There is no equivalent.
You could put a try/catch around every statement, but that has 2
implications:
1) Your code will be littered with try/catch blocks and hard to read - not
to mention much longer
2) Catching/processing exceptions is a costly thing. If half your nodes are
missing, and you are throwin/catching dozens/hundreds of exceptions, your
code would run noticeably slower.
Your best bet is to code in such a way as to avoid exceptions being raised
in the first place. The way you would prefer to have is just lazy coding -
the most efficient way is to just avoid having these exceptions thrown in
the first place.
Test the result of SelectSingleNode to make sure it is not null, and only
then proceed with whatever else you were going to do.
"Dave" <an*******@discussions.microsoft.com> wrote in message
news:08****************************@phx.gbl...
Hi,
I have a C# program that is parsing an XML file and
loading a database table.
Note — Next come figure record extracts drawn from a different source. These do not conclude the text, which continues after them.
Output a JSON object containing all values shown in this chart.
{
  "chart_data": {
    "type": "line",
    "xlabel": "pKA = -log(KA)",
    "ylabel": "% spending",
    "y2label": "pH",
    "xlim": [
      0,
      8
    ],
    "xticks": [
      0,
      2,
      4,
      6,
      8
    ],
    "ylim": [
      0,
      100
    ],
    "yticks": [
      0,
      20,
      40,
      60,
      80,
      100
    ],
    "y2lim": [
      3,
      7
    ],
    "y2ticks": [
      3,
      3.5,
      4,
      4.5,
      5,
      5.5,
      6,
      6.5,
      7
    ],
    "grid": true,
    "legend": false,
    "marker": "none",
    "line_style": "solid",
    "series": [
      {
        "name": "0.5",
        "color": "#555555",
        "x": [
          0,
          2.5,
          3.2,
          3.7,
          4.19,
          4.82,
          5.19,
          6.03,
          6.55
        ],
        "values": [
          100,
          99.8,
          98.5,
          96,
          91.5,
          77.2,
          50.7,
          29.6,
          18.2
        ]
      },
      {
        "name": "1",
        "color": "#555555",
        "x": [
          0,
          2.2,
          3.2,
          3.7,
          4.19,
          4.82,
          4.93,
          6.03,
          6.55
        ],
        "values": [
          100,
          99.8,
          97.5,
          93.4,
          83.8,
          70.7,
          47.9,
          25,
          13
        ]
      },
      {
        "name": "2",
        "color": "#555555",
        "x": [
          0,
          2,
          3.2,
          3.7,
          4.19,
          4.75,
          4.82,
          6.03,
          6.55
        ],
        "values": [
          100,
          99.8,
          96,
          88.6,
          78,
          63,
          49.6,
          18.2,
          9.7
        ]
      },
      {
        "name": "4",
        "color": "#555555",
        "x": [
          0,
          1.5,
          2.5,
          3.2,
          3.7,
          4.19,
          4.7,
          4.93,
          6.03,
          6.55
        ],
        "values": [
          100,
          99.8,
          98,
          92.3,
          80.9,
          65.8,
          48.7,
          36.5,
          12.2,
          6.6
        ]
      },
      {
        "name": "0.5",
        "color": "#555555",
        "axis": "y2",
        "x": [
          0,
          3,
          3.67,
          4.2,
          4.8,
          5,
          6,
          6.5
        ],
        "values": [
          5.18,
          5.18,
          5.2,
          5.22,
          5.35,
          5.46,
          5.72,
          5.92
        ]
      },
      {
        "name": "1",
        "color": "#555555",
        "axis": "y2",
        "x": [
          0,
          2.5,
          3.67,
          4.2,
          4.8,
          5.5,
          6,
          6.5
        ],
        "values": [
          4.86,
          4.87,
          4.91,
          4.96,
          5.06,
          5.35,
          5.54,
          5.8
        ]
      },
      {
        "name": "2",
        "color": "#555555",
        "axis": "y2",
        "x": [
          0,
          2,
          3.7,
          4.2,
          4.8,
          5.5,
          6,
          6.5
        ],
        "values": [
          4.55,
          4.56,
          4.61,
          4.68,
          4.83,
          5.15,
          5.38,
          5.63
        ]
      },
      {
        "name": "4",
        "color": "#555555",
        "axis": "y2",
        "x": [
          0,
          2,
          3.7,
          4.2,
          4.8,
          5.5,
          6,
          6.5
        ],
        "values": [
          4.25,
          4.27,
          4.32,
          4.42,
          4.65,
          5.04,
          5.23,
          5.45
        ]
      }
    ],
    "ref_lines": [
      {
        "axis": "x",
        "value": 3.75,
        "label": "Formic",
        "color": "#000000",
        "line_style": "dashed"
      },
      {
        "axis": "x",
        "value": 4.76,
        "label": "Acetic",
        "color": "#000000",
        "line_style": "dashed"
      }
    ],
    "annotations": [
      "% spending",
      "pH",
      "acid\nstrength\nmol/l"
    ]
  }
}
Some of the elements may be
missing but I want to continue with loading the data
anyway because they may not be applicable.
So, if '190' doesn't exist using the following code:
doc.SelectSingleNode("descendant::companyinfo
[@a:sourceid='190']/sourcekey/id", nsmgr).InnerText
will raise:
"Object reference not set to an instance of an object."
I just want to continue processing subsequent nodes. How
can I mimic the resume next in VB. Can you test for
certain exceptions and decide to continue.